20 Feb 2019, 13:22
Sören Amelang

Industry, researchers and energy agency urge government action on energy transition

Clean Energy Wire

Germany must urgently address a whole range of difficult choices to get the country’s energy transition on track for 2050 targets by triggering rapid investments in low-carbon technologies, according to a joint initiative by the Federation of German Industries (BDI), science academy ESYS and the German Energy Agency (dena). All relevant policy areas – renewable energies, demand and generation flexibility, renewable synthetic fuels, new transport technologies, energy-efficient buildings, avoiding industry emissions and holistic control of the energy transition – require policy attention, according to the three organisations, which independently of each other tabled comprehensive studies on the long-term perspectives of Germany’s energy transition last year. “The studies show the feasibility of the energy transition, but also highlight the enormous challenges ahead,” the BDI’s Holger Lösch said at a press conference.
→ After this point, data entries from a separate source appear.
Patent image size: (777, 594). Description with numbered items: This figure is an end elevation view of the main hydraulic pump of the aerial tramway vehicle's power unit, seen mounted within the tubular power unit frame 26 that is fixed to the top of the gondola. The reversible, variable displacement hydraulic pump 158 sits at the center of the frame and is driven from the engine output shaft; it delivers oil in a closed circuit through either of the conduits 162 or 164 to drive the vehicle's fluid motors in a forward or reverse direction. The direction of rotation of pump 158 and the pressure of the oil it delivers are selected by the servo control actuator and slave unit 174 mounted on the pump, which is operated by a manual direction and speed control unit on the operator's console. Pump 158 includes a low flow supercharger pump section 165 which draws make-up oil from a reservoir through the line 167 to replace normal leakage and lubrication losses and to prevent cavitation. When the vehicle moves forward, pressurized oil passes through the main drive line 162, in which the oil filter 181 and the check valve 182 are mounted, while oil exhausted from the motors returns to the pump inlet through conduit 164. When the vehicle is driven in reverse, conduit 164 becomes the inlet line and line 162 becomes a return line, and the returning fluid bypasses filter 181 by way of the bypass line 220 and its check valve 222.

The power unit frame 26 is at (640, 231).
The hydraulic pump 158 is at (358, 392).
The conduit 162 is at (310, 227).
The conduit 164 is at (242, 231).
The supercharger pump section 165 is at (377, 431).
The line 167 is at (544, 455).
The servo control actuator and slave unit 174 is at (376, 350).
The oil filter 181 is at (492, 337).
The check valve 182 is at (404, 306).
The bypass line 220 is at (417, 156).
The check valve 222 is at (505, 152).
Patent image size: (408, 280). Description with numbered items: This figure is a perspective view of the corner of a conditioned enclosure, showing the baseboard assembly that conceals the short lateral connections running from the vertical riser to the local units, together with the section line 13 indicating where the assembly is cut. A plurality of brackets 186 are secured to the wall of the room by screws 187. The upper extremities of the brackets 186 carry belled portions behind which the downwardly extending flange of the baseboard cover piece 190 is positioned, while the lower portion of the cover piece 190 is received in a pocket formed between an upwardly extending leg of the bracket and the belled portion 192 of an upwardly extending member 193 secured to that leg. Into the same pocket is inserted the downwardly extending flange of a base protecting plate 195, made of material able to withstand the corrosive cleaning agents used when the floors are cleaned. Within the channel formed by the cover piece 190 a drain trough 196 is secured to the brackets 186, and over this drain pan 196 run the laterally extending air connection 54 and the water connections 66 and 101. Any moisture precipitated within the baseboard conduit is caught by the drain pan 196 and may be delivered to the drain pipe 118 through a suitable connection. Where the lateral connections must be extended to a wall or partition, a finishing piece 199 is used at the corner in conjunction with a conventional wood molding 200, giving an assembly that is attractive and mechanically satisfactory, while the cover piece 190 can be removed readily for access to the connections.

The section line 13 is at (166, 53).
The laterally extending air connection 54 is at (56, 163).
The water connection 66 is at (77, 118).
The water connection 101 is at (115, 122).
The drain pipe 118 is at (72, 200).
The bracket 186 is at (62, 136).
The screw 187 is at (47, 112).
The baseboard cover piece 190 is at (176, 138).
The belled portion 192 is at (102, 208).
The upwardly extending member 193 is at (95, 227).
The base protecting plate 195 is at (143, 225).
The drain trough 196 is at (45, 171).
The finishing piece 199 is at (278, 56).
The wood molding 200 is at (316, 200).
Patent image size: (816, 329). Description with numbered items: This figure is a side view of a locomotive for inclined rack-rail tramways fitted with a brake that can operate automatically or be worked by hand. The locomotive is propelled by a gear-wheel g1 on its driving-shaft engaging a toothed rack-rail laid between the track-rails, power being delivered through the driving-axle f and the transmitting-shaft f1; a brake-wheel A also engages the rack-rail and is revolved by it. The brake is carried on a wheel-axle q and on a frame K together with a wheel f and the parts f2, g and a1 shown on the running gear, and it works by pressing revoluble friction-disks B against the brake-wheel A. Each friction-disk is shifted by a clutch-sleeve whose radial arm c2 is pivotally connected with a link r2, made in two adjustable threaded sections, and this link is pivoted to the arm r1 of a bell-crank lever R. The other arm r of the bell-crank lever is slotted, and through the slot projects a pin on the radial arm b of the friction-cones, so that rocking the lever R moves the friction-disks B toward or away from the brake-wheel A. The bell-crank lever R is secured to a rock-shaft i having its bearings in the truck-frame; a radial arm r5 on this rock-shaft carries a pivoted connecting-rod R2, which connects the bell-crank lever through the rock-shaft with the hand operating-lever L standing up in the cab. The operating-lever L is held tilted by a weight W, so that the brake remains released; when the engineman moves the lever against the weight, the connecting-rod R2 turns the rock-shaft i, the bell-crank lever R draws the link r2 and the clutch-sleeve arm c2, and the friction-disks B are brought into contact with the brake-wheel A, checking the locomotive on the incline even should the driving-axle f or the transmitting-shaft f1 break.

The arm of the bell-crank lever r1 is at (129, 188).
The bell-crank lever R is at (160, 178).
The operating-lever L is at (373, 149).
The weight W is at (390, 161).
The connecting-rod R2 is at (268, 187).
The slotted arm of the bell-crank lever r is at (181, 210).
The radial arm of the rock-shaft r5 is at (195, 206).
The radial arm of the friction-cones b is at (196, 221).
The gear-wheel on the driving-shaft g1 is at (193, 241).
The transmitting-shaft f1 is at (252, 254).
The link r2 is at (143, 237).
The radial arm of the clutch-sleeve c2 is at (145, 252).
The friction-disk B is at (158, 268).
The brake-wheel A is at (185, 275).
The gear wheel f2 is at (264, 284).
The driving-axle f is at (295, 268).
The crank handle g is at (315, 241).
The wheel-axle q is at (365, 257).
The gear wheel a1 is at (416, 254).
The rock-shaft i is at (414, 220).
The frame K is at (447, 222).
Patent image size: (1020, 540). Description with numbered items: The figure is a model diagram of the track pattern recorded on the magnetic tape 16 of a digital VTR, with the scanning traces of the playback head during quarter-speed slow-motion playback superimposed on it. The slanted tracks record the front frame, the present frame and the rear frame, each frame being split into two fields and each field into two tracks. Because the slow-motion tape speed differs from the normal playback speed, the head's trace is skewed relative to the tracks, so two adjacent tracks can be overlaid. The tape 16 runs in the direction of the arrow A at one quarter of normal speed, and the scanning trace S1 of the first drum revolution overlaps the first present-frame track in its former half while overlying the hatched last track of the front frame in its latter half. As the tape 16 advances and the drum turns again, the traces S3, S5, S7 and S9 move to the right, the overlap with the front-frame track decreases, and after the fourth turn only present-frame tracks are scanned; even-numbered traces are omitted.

The organisations said Germany needed to speed up the roll-out of renewable energies to at least six gigawatts net annually, extend and update its power grid, increase the rate of building renovations substantially, and take first steps to make synthetic fuels available in large amounts. “Implementation delays would push up costs significantly, and would mean that decisive technologies and infrastructures are not available in time.” The organisations also said the government should embark on a fundamental overhaul of taxes and levies during the current legislative period, which should result in a CO2 price for all sectors.

Only last week, new energy state secretary Andreas Feicht said Germany would not get a price on carbon emissions during the current legislative period. While the current complex system of energy fees, taxes and surcharges is hindering innovations necessary to drive the energy transition forward, the government will not pass any legislation and will only study concepts and proposals, Feicht said.